Seventeen years ago, with the birth of the internet, we entered what historians are calling the “fourth information age.” Yet, as Cathy Davidson notes, we in the academy are still very much part of the “third information age,” which began in the eighteenth century with mass printing and which spawned many of the institutions with which we grew up. What will the university, and more specifically the humanities, look like in this new age? What will we gain, and what will we lose?
The “digital humanities,” as it is now widely called, is very much a product of this new age.
There is no question that it is quickly gaining strength inside and outside the academy. There is also no question that it opens enormous possibilities in research and accessibility; despite the ubiquity of the web and the amazing speed with which it has changed how we do business, most of its potential has yet to be tapped or in many cases even discovered. Digital humanities could well be the primary or only kind of humanities practiced in the future.
But what is it? As an evolving field (perhaps analogous to post-modernism before it got that name), the digital humanities, its shape and pressing issues, remains difficult to pin
down. Are we talking about simply applying computers to what humanists do, or to a fundamental transformation of the humanities?
One way to get a pulse of the present state of the digital humanities is, as always, to follow the money. There are a few – surprisingly few – major funders of digital humanities. Except for the few universities with robust centers devoted to the digital humanities, most fund such faculty projects in a relatively ad hoc way. The ACLS funds a few projects a year, as does the Mellon Foundation and the MacArthur Foundation. By far, though, the biggest funder of these projects is the National Endowment of the Humanities. The Office of Digital Humanities is devoted to promoting such scholarship, and the centerpiece of their funding programs is their digital startup grants – about fifty of which were awarded this year.
Today, the directors of the funded projects met at the NEH in Washington to present their projects to each other. (The full list is here.) The session was open to the public, and I went. The projects were presented in “lightening rounds”; each director had two minutes to present their project, with no more than three Powerpoint slides. The experience of sitting through these staccato presentations was both fascinating and exhausting. I cannot possibly summarize each of the presentations, but to my subjective eye most of the projects clustered around only five themes. These, it seems to me, represent the directions in which the NEH is helping to steer the digital humanities in the U.S. The themes are:
- Creating Accessible Corpora: These projects usually seek to digitize a variety of material and make it publicly accessible. This group, which might comprise the plurality, is the least innovative, although many of them look fantastic (like the digitization of restaurant menus by the New York Public Library).
- Linked Data: These projects take largely digitized materials located in different collections and seek to make them work together. Pictures from one database, for example, might be linked to pictures and GIS data. Given the wide variety of data encoding, this is much harder than it might seem.
- Crowdsourcing: These projects call on their users to contribute to the project, often through transcription of digitized original documents. They experiment with new modes of doing scholarship.
- Visualization: Several projects sought to visualize data in various ways.

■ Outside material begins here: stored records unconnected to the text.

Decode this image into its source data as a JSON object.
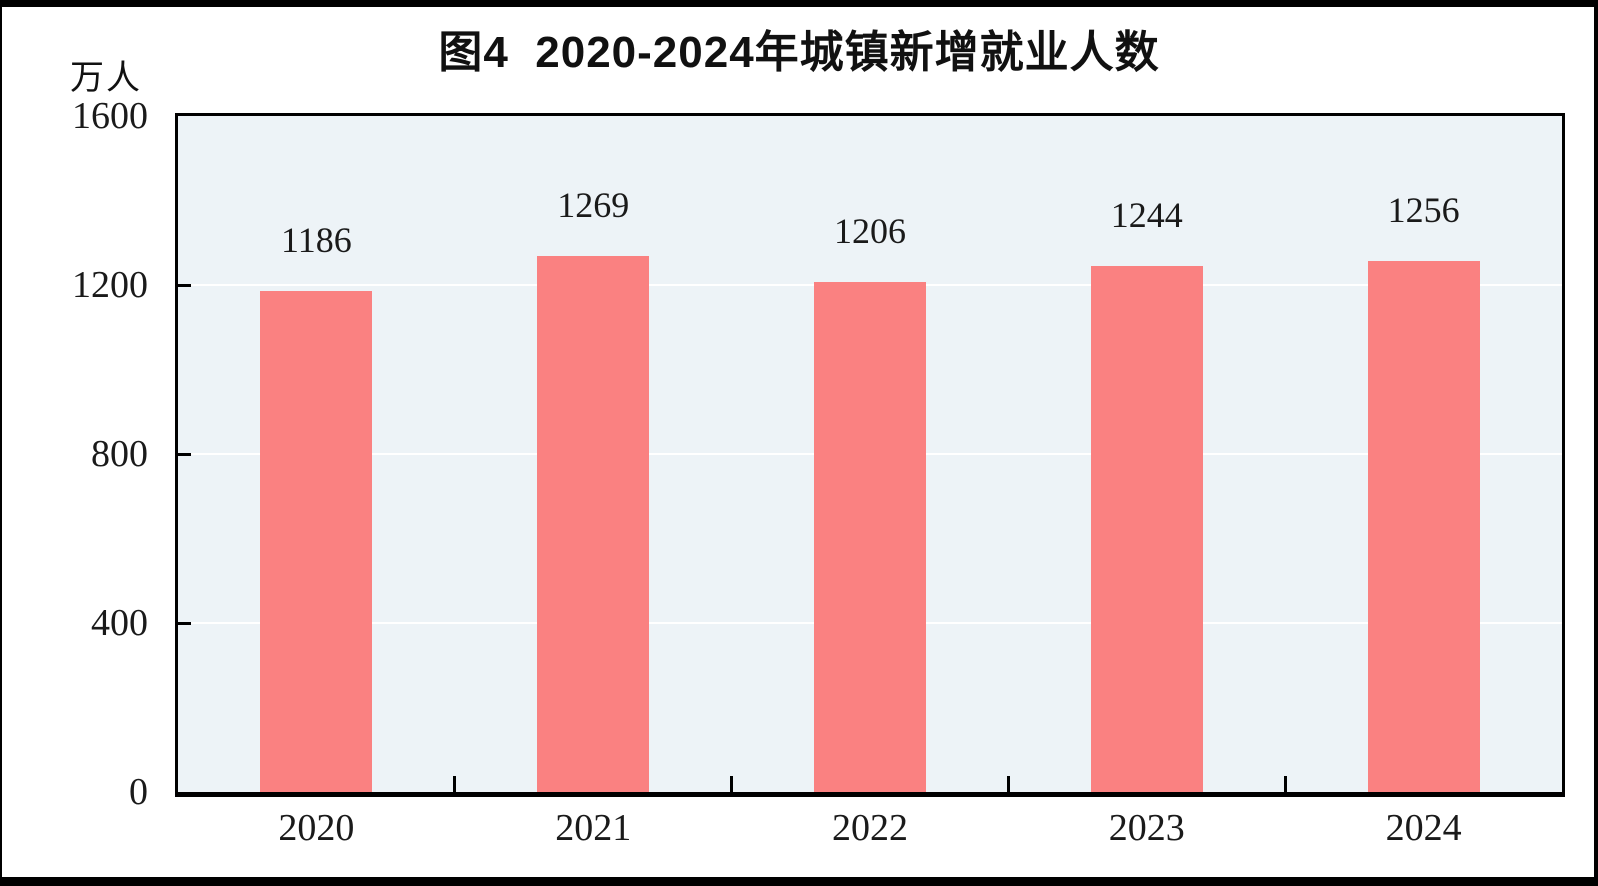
{
  "page": {
    "background": "#ffffff",
    "frame_color": "#000000"
  },
  "chart_data": {
    "type": "bar",
    "title": "图4  2020-2024年城镇新增就业人数",
    "unit_label": "万人",
    "categories": [
      "2020",
      "2021",
      "2022",
      "2023",
      "2024"
    ],
    "values": [
      1186,
      1269,
      1206,
      1244,
      1256
    ],
    "xlabel": "",
    "ylabel": "万人",
    "ylim": [
      0,
      1600
    ],
    "yticks": [
      0,
      400,
      800,
      1200,
      1600
    ],
    "gridline_values": [
      400,
      800,
      1200
    ],
    "grid": "horizontal",
    "legend": null,
    "colors": {
      "bar": "#FA8181",
      "plot_background": "#EDF3F7",
      "gridline": "#FFFFFF",
      "axis": "#000000",
      "text": "#1A1A1A"
    }
  }
}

- Games: These are attempts to create role playing games that help to convey historical experiences.
There were, of course, projects that did not fall into any of these themes, but what surprised me was how few projects were devoted to developing tools and to actually analyzing data. It is almost as if these projects stand on the cusp, between the third and fourth information age. Each will move things forward incrementally, but we still seem at least a step away from seeing the transformative potential of the digital humanities.
Two other quick thoughts. First, the lightening round format was great. Perhaps there were too many presentations, but these highly structured short presentations forced directors to get right to the point, quickly. Second, I had never had personal contact with the NEH; despite my respect for their work, to me they were a faceless government bureaucracy. It turns out that real people work there; that they are highly professional, organized, and knowledgeable; and that they really care about what they do. It was reassuring.
If there was one top take-away for me today, it is that the field of the digital humanities is the next frontier. Still unsettled, but full of boundless, maybe transformative, potential.
Now just a final word of self-promotion. I have one advanced digital project, a collection of ancient inscriptions from Israel/Palestine. I am also organizing a workshop in February entitled, “Ancient Religion, Modern Technology.” More information can be found here – the call for papers is still open!
Jon Levisohn says
Michael,
Have you seen this new visualization of the entire data set of the citations of Tanakh in the BT from Sefaria.org?
http://www.sefaria.org/explore
Jon
admin says
Very interesting! Thanks- I look forward to exploring it more.